たとえば、初代教会でもそういうことがありました。牢に捕らえられていたペテロのために教会は熱心に祈っていたのに、主の奇跡によって彼がそこから解放され、自分のために祈っていた仲間たちの所に行って戸をたたくと、ロダという女中が出て来て、「あなたはだれですか」と言うので、「ペテロです。」と答えると、「うそっ」なんて言って、戸を開けるのも忘れて、奥へ駆け込み、ペテロが門の外に立っていることを仲間に知らせたのです。そのために祈っていたはずなのに。
主が言われることは、普通の常識からすれば、まったく非常識なことでした。主に仕えるザカリヤにとって、神のみことばを信じて受け取ることは、自分の長年身につけてきた知識や人生経験のすべてが否定されると思えるほどのことだったのです。
皆さん、信仰とはどういうことでしょうか。神を信じるといっても、そう簡単ではありません。けれども、学歴や家柄、年齢やお金の有る無しに関わらず、子供でも大人でも単純に神の言われることを信じるという、この信仰を持つことはできるのです。
ザカリヤは信じなかったので、これらのことが起こるまで、すなわち、ヨハネが生まれるまで、ものが言えず、話せなくなりました。それは、神のことばを信じなかったザカリヤに対する神のさばきでもあります。年老いた夫婦から子どもが生まれることについて私たちは信じられません。しかし、そのことについて神が約束しておられることばは信じなければなりません。それは私たちが主なる神を信じているからです。
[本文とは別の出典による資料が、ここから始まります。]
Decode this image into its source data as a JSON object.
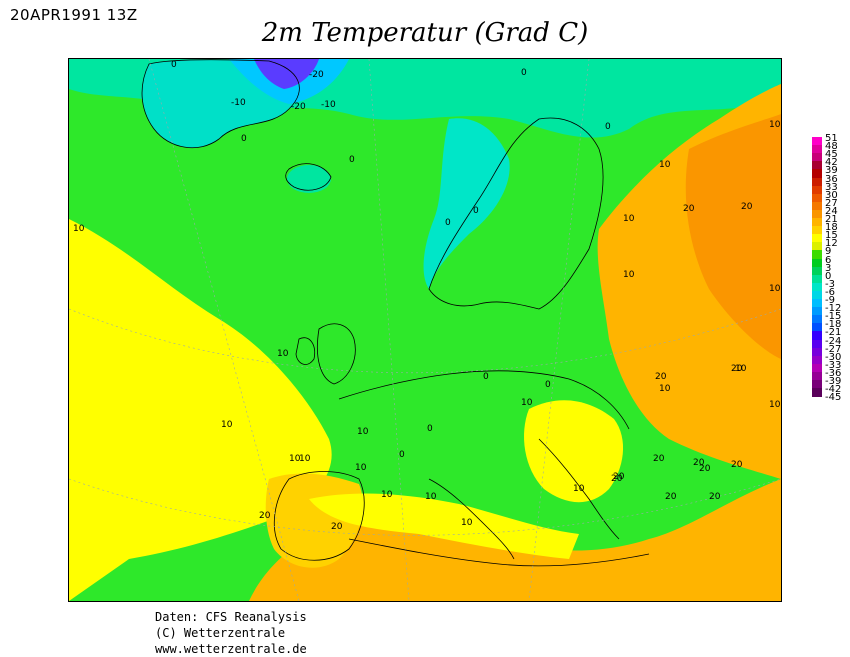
{
  "header": {
    "date_label": "20APR1991 13Z",
    "title": "2m Temperatur (Grad C)"
  },
  "footer": {
    "line1": "Daten: CFS Reanalysis",
    "line2": "(C) Wetterzentrale",
    "line3": "www.wetterzentrale.de"
  },
  "legend": {
    "labels": [
      "51",
      "48",
      "45",
      "42",
      "39",
      "36",
      "33",
      "30",
      "27",
      "24",
      "21",
      "18",
      "15",
      "12",
      "9",
      "6",
      "3",
      "0",
      "-3",
      "-6",
      "-9",
      "-12",
      "-15",
      "-18",
      "-21",
      "-24",
      "-27",
      "-30",
      "-33",
      "-36",
      "-39",
      "-42",
      "-45"
    ],
    "colors": [
      "#ff00c8",
      "#e0009a",
      "#c80078",
      "#a80030",
      "#b40000",
      "#cc1e00",
      "#e13c00",
      "#ee5a00",
      "#f57800",
      "#fa9600",
      "#ffb400",
      "#ffd200",
      "#ffff00",
      "#dcf000",
      "#3cdc00",
      "#00cd1e",
      "#00d25a",
      "#00e196",
      "#00e6c8",
      "#00d7e6",
      "#00beff",
      "#009bff",
      "#0078ff",
      "#0050ff",
      "#3200ff",
      "#5a00f0",
      "#7800dc",
      "#9600c8",
      "#b400b4",
      "#960096",
      "#780078",
      "#5a005a"
    ]
  },
  "contour_labels": [
    {
      "text": "0"
    },
    {
      "text": "-20"
    },
    {
      "text": "-10"
    },
    {
      "text": "-20"
    },
    {
      "text": "-10"
    },
    {
      "text": "0"
    },
    {
      "text": "0"
    },
    {
      "text": "0"
    },
    {
      "text": "10"
    },
    {
      "text": "10"
    },
    {
      "text": "10"
    },
    {
      "text": "20"
    },
    {
      "text": "10"
    },
    {
      "text": "20"
    },
    {
      "text": "10"
    },
    {
      "text": "0"
    },
    {
      "text": "0"
    },
    {
      "text": "0"
    },
    {
      "text": "10"
    },
    {
      "text": "10"
    },
    {
      "text": "10"
    },
    {
      "text": "10"
    },
    {
      "text": "0"
    },
    {
      "text": "0"
    },
    {
      "text": "10"
    },
    {
      "text": "10"
    },
    {
      "text": "10"
    },
    {
      "text": "20"
    },
    {
      "text": "10"
    },
    {
      "text": "10"
    },
    {
      "text": "20"
    },
    {
      "text": "10"
    },
    {
      "text": "20"
    },
    {
      "text": "20"
    },
    {
      "text": "20"
    },
    {
      "text": "20"
    },
    {
      "text": "10"
    },
    {
      "text": "20"
    },
    {
      "text": "0"
    },
    {
      "text": "0"
    },
    {
      "text": "10"
    },
    {
      "text": "10"
    },
    {
      "text": "10"
    },
    {
      "text": "20"
    },
    {
      "text": "20"
    },
    {
      "text": "20"
    },
    {
      "text": "10"
    },
    {
      "text": "20"
    },
    {
      "text": "20"
    }
  ]
}
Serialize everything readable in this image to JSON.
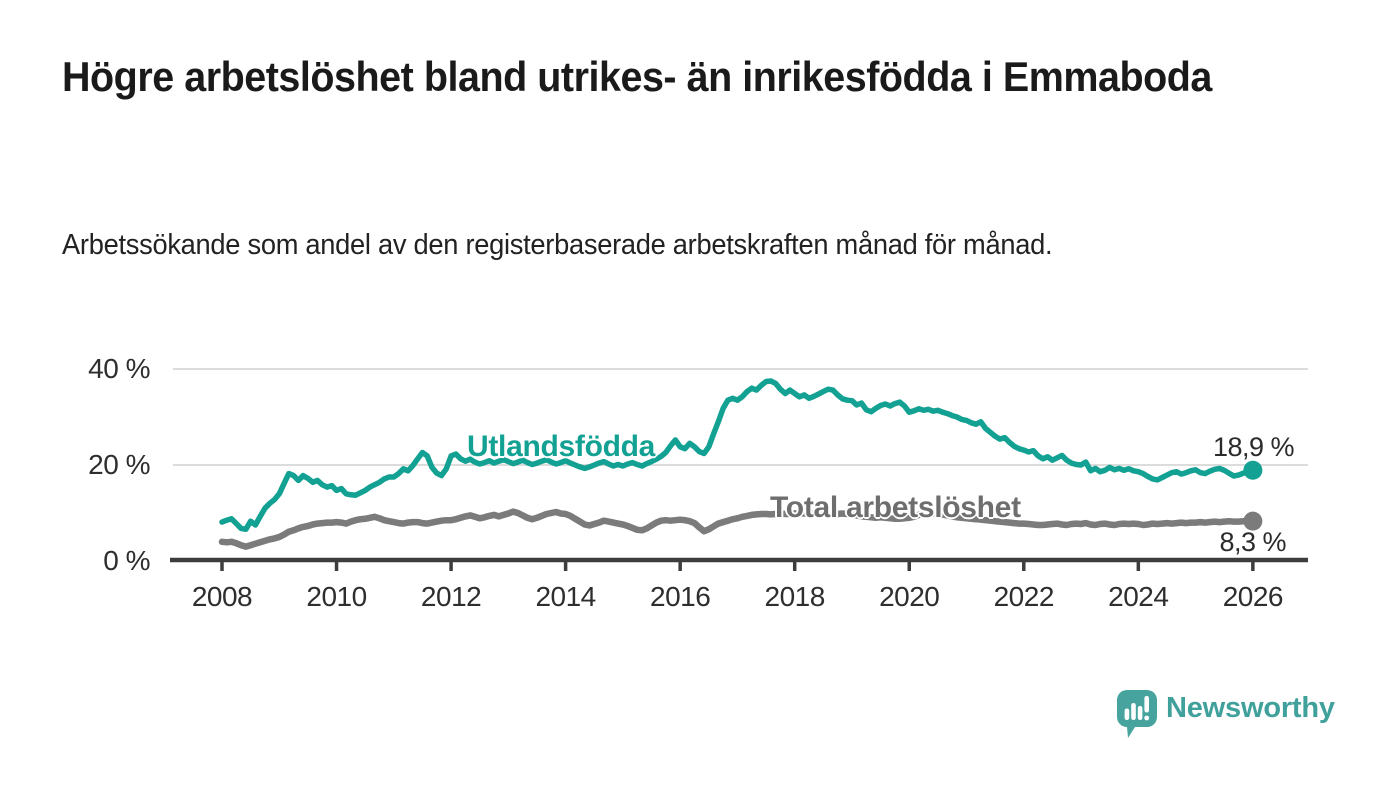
{
  "header": {
    "title": "Högre arbetslöshet bland utrikes- än inrikesfödda i Emmaboda",
    "subtitle": "Arbetssökande som andel av den registerbaserade arbetskraften månad för månad."
  },
  "chart_data": {
    "type": "line",
    "unit": "%",
    "frequency": "monthly",
    "x_start": "2008-01",
    "x_end": "2026-01",
    "ylim": [
      0,
      42
    ],
    "grid": "horizontal",
    "x_tick_years": [
      2008,
      2010,
      2012,
      2014,
      2016,
      2018,
      2020,
      2022,
      2024,
      2026
    ],
    "y_ticks": [
      {
        "value": 0,
        "label": "0 %"
      },
      {
        "value": 20,
        "label": "20 %"
      },
      {
        "value": 40,
        "label": "40 %"
      }
    ],
    "series": [
      {
        "name": "Utlandsfödda",
        "color": "#12a192",
        "end_value": 18.9,
        "end_label": "18,9 %",
        "values": [
          8.1,
          8.5,
          8.8,
          7.8,
          6.8,
          6.6,
          8.3,
          7.5,
          9.3,
          11.0,
          12.0,
          12.8,
          14.0,
          16.1,
          18.2,
          17.8,
          16.8,
          17.8,
          17.2,
          16.4,
          16.8,
          15.9,
          15.4,
          15.7,
          14.7,
          15.1,
          14.0,
          13.8,
          13.7,
          14.2,
          14.7,
          15.4,
          15.9,
          16.4,
          17.1,
          17.5,
          17.5,
          18.2,
          19.2,
          18.8,
          19.9,
          21.3,
          22.6,
          21.9,
          19.5,
          18.3,
          17.8,
          19.2,
          21.9,
          22.3,
          21.3,
          20.8,
          21.2,
          20.6,
          20.2,
          20.5,
          20.9,
          20.4,
          20.8,
          21.1,
          20.7,
          20.3,
          20.6,
          21.0,
          20.5,
          20.1,
          20.4,
          20.8,
          21.1,
          20.6,
          20.2,
          20.5,
          20.9,
          20.4,
          20.0,
          19.6,
          19.3,
          19.6,
          20.0,
          20.4,
          20.7,
          20.2,
          19.8,
          20.1,
          19.8,
          20.2,
          20.5,
          20.1,
          19.8,
          20.3,
          20.7,
          21.2,
          21.8,
          22.6,
          24.0,
          25.2,
          23.8,
          23.4,
          24.5,
          23.8,
          22.8,
          22.4,
          23.8,
          26.5,
          29.0,
          31.8,
          33.5,
          33.9,
          33.5,
          34.2,
          35.3,
          36.0,
          35.6,
          36.6,
          37.4,
          37.5,
          37.0,
          35.8,
          34.9,
          35.6,
          34.9,
          34.2,
          34.6,
          33.9,
          34.3,
          34.8,
          35.3,
          35.8,
          35.6,
          34.6,
          33.8,
          33.5,
          33.4,
          32.5,
          32.9,
          31.5,
          31.1,
          31.8,
          32.4,
          32.7,
          32.3,
          32.8,
          33.1,
          32.3,
          31.0,
          31.3,
          31.7,
          31.4,
          31.6,
          31.2,
          31.4,
          31.0,
          30.7,
          30.3,
          30.0,
          29.5,
          29.3,
          28.8,
          28.5,
          29.0,
          27.6,
          26.8,
          26.0,
          25.4,
          25.7,
          24.7,
          23.9,
          23.4,
          23.1,
          22.7,
          23.0,
          21.9,
          21.3,
          21.7,
          21.0,
          21.5,
          22.0,
          21.0,
          20.4,
          20.1,
          20.0,
          20.6,
          18.8,
          19.3,
          18.6,
          18.9,
          19.5,
          19.0,
          19.3,
          18.9,
          19.2,
          18.8,
          18.6,
          18.2,
          17.6,
          17.1,
          16.9,
          17.4,
          17.9,
          18.4,
          18.6,
          18.1,
          18.4,
          18.8,
          19.0,
          18.4,
          18.2,
          18.7,
          19.1,
          19.3,
          18.9,
          18.3,
          17.7,
          17.9,
          18.3,
          18.6,
          18.9
        ]
      },
      {
        "name": "Total arbetslöshet",
        "color": "#7b7b7b",
        "end_value": 8.3,
        "end_label": "8,3 %",
        "values": [
          4.0,
          3.9,
          4.0,
          3.7,
          3.3,
          3.0,
          3.3,
          3.6,
          3.9,
          4.2,
          4.5,
          4.7,
          5.0,
          5.5,
          6.1,
          6.4,
          6.8,
          7.1,
          7.3,
          7.6,
          7.8,
          7.9,
          8.0,
          8.0,
          8.1,
          8.0,
          7.8,
          8.2,
          8.5,
          8.7,
          8.8,
          9.0,
          9.2,
          8.9,
          8.5,
          8.3,
          8.1,
          7.9,
          7.8,
          8.0,
          8.1,
          8.1,
          7.9,
          7.8,
          8.0,
          8.2,
          8.4,
          8.5,
          8.5,
          8.7,
          9.0,
          9.3,
          9.5,
          9.2,
          8.9,
          9.1,
          9.4,
          9.6,
          9.3,
          9.6,
          9.9,
          10.3,
          10.0,
          9.5,
          9.0,
          8.7,
          9.0,
          9.4,
          9.8,
          10.0,
          10.2,
          9.9,
          9.8,
          9.4,
          8.8,
          8.2,
          7.6,
          7.4,
          7.7,
          8.0,
          8.4,
          8.2,
          8.0,
          7.8,
          7.6,
          7.3,
          6.9,
          6.5,
          6.4,
          6.8,
          7.4,
          8.0,
          8.4,
          8.5,
          8.4,
          8.5,
          8.6,
          8.5,
          8.3,
          7.9,
          7.0,
          6.2,
          6.6,
          7.2,
          7.8,
          8.1,
          8.4,
          8.7,
          8.9,
          9.2,
          9.4,
          9.6,
          9.7,
          9.8,
          9.8,
          9.7,
          9.8,
          9.9,
          9.8,
          9.8,
          9.9,
          10.0,
          9.9,
          9.8,
          9.9,
          10.0,
          10.1,
          10.0,
          9.9,
          9.8,
          9.9,
          9.8,
          9.7,
          9.5,
          9.3,
          9.2,
          9.1,
          9.0,
          9.1,
          9.0,
          8.9,
          8.8,
          8.8,
          8.9,
          9.0,
          9.2,
          9.6,
          9.9,
          10.1,
          10.0,
          9.9,
          9.7,
          9.5,
          9.3,
          9.1,
          9.0,
          8.9,
          8.8,
          8.7,
          8.6,
          8.5,
          8.4,
          8.3,
          8.2,
          8.1,
          8.0,
          7.9,
          7.8,
          7.8,
          7.7,
          7.6,
          7.5,
          7.5,
          7.6,
          7.7,
          7.8,
          7.6,
          7.5,
          7.7,
          7.8,
          7.7,
          7.9,
          7.6,
          7.5,
          7.7,
          7.8,
          7.6,
          7.5,
          7.7,
          7.8,
          7.7,
          7.8,
          7.7,
          7.5,
          7.6,
          7.8,
          7.7,
          7.8,
          7.9,
          7.8,
          7.9,
          8.0,
          7.9,
          8.0,
          8.0,
          8.1,
          8.0,
          8.1,
          8.2,
          8.1,
          8.2,
          8.3,
          8.2,
          8.2,
          8.3,
          8.3,
          8.3
        ]
      }
    ]
  },
  "footer": {
    "brand": "Newsworthy"
  },
  "colors": {
    "accent_teal": "#12a192",
    "line_gray": "#7b7b7b",
    "axis": "#3d3d3d",
    "gridline": "#dcdcdc",
    "logo_teal": "#46a39e"
  }
}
信仰について学ぶ人には、この違いは重要です。聖書の信仰とは何でも疑わずに信じるということではありません。聖書を通して語られている神のみことばを信じることが求められているのです。神が語られたことばは、時が来れば、必ず実現するのです。
その後、妻エリサベツはみごもり、五か月の間引きこもっていました。この五ヶ月間の隠遁生活を通して神様は全能の方であるという結論に至り、こう言いました。「主は、人中で私の恥を取り除こうと心にかけられ、今、私をこのようにしてくださいました。」 高齢出産と言っても、エリサベツほどの年で子どもを産んだ人がいるでしょうか。彼女は身ごもって五か月間、身を隠すかのようにしていました。これは本当に人の力ではないことは、ザカリヤとエリサベツ夫婦が一番わかっていたことでしょう。それだけにエリサベツは、主が自分のことを心にかけてくださった、長い年月の恥を取り去ってくださったと言ったのです。ほぼあきらめていた彼女にとって、それはどんなに大きな喜びとなり、慰めとなったことでしょう。
主なる神は、あなたのことも覚えておられます。ザカリヤという名前は、「主は覚えておられる」という意味です。何歳になっても、主は彼との約束を覚えておられたように、あなたのことも覚え、気にかけてくださっておられるのです。問題は、それが早いか、遅いかということであって、主のことばは、その時が来れば必ず実現します。やがてザカリヤは御使いが言われたとおり、その名は「ヨハネ」だと板に書き記した瞬間、元のようにしゃべることができましたが、そのとき彼は、「ああ、主はわたしのような者にも目を留めてくださった」と心から感謝することができたことでしょう。あなたにもそのように言える時が必ず訪れるのです。